By Jill Stark
Solar panels on roofs, compost bins in front yards: this tree-lined street is heartland for progressive Melbourne parents.
In these affluent inner-city enclaves – if the statistics are to be believed – parents are less likely to vaccinate their children.
Adam Bandt is not one of them. Sitting on his front porch in Flemington with nine-month-old daughter Wren and wife Claudia Perkins, the Greens federal MP for Melbourne is furious with anti-vaxxers.
“By not vaccinating your child you’re putting your child and my child at risk,” he says. “The air is something we all share. You wouldn’t dump your rubbish at a playground because you know it would affect the kids there.”
The measles outbreak that swept through Melbourne’s inner northern suburbs last month came to Bandt’s electorate doorstep, forcing him to pull his daughter out of swimming lessons for fear of infection.
Eighteen confirmed cases in nearby Brunswick and several more at Princes Hill Primary School, have led the couple, like many parents in or near the measles zone, to change their social routines.
With Wren unable to be immunised against the disease until she turns one, they have stopped visiting friends in those areas and are nervous about group gatherings.
“I didn’t think I’d have to be scared for her health living in the middle of Melbourne in a first-world country with a very good health system and some of the smartest medical scientists in the world,” Bandt says.
It is the first time Bandt has put his family in the spotlight. Until now, the couple had fiercely guarded their daughter’s privacy, consciously separating her childhood from the cut-throat world of politics.
But now they want to turn their sense of helplessness into a call to arms. Their appeal is particularly directed towards those parents who use their environmental ideals to inform the decision not to vaccinate.
“Not vaccinating your kids isn’t a progressive thing to do. You can live a natural life, use cloth nappies like we do, and minimise medical intervention in your kid’s upbringing but vaccination is the wrong place to draw the line,” Bandt says.
Perkins is particularly concerned for her daughter’s health having watched her older brother suffer through a serious measles infection in his teens.

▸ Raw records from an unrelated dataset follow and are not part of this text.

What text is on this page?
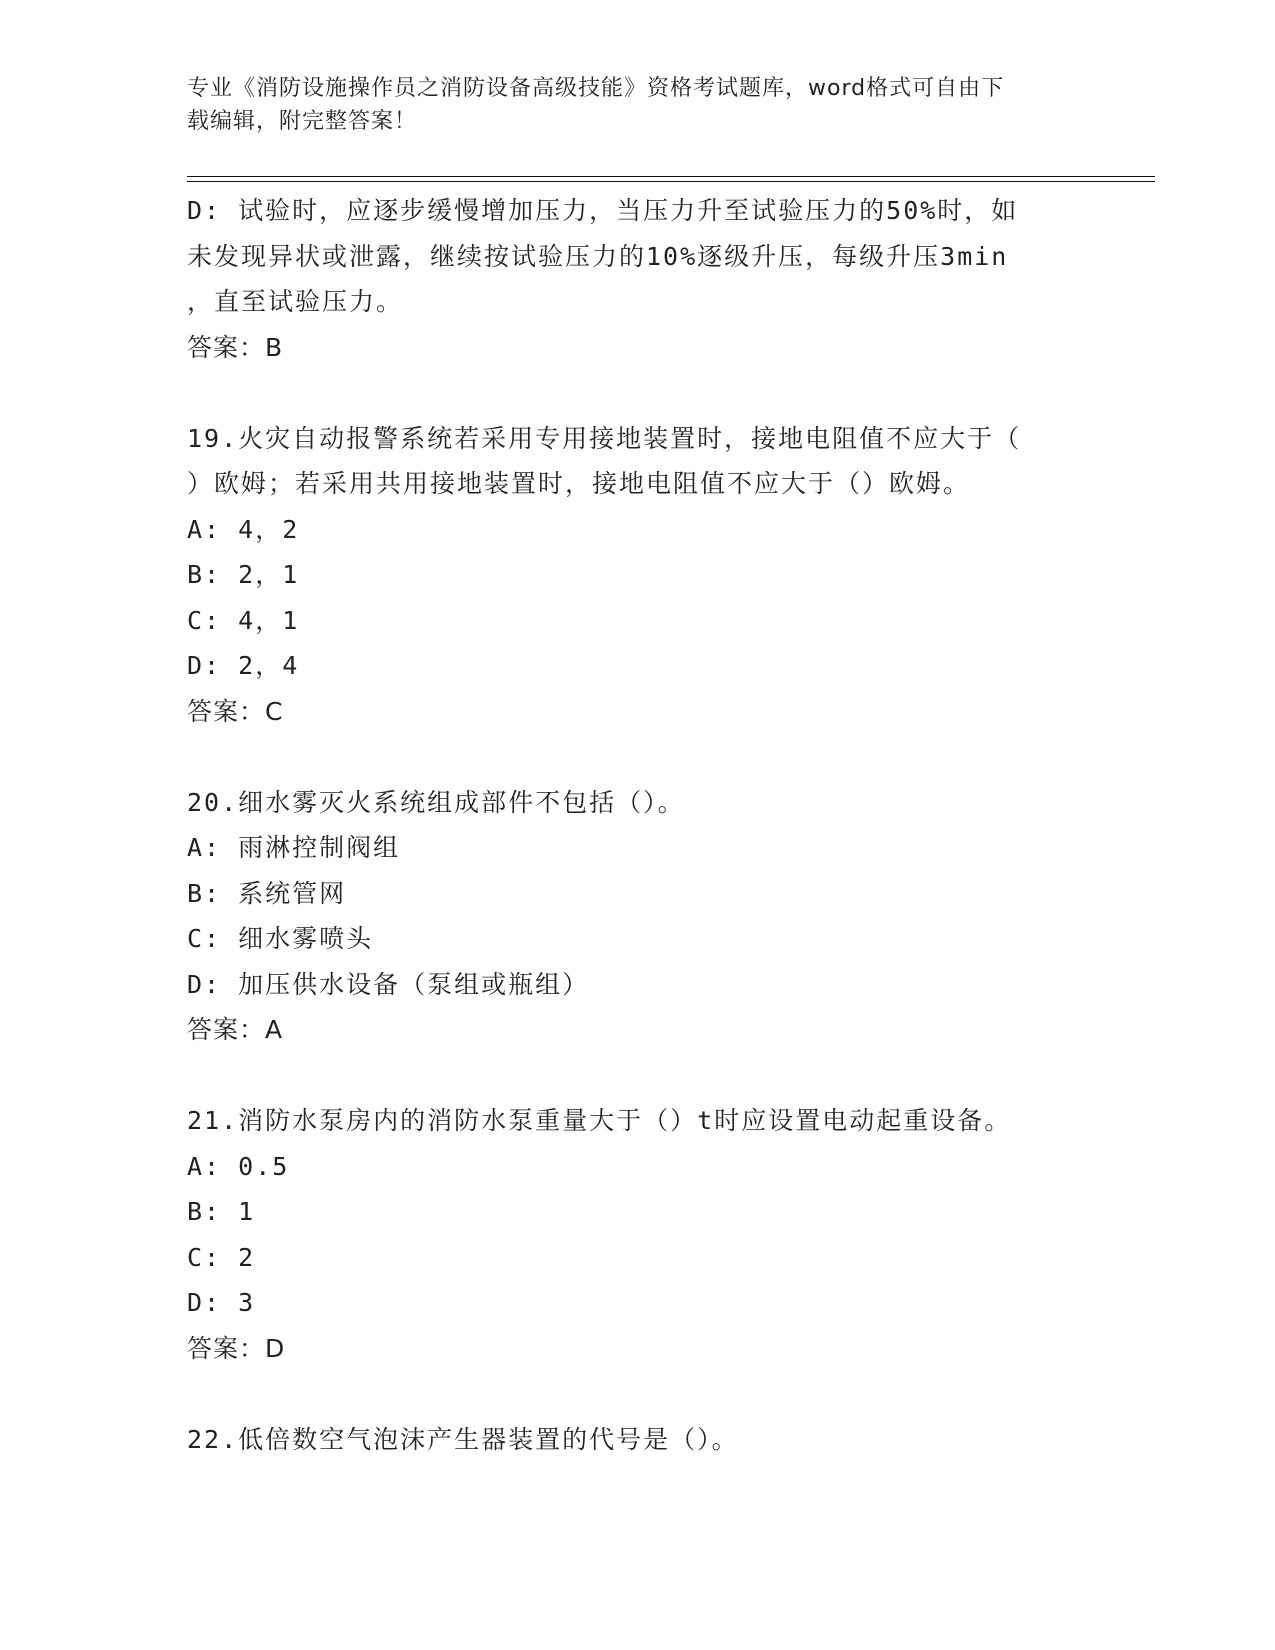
专业《消防设施操作员之消防设备高级技能》资格考试题库，word格式可自由下
载编辑，附完整答案！
D: 试验时，应逐步缓慢增加压力，当压力升至试验压力的50%时，如
未发现异状或泄露，继续按试验压力的10%逐级升压，每级升压3min
，直至试验压力。
答案：B
19.火灾自动报警系统若采用专用接地装置时，接地电阻值不应大于（
）欧姆；若采用共用接地装置时，接地电阻值不应大于（）欧姆。
A: 4，2
B: 2，1
C: 4，1
D: 2，4
答案：C
20.细水雾灭火系统组成部件不包括（）。
A: 雨淋控制阀组
B: 系统管网
C: 细水雾喷头
D: 加压供水设备（泵组或瓶组）
答案：A
21.消防水泵房内的消防水泵重量大于（）t时应设置电动起重设备。
A: 0.5
B: 1
C: 2
D: 3
答案：D
22.低倍数空气泡沫产生器装置的代号是（）。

“He was sick for weeks and he couldn’t get out of bed and had a huge fever and was just really, really unwell. Then I think about how much littler Wren is and how much worse it could potentially be. It’s really worrying,” she says.
While Bandt has not met any constituents who do not vaccinate he is aware that after the Princes Hill outbreak it was revealed some parents who were new to Australia had not immunised their children due to a lack of understanding of the health system.
“I suspect in Melbourne there may be a lot of unintentional non-vaccination. So if there’s a silver-lining from the outbreak it might just prompt people to just check and double check, especially if you’ve moved here recently.
“Everyone should check whether they’re vaccinated and if they’re not, go out and do it. We can’t allow this to spread. Once we start having pockets of Melbourne where there’s outbreaks or less resistance it puts everyone at risk.”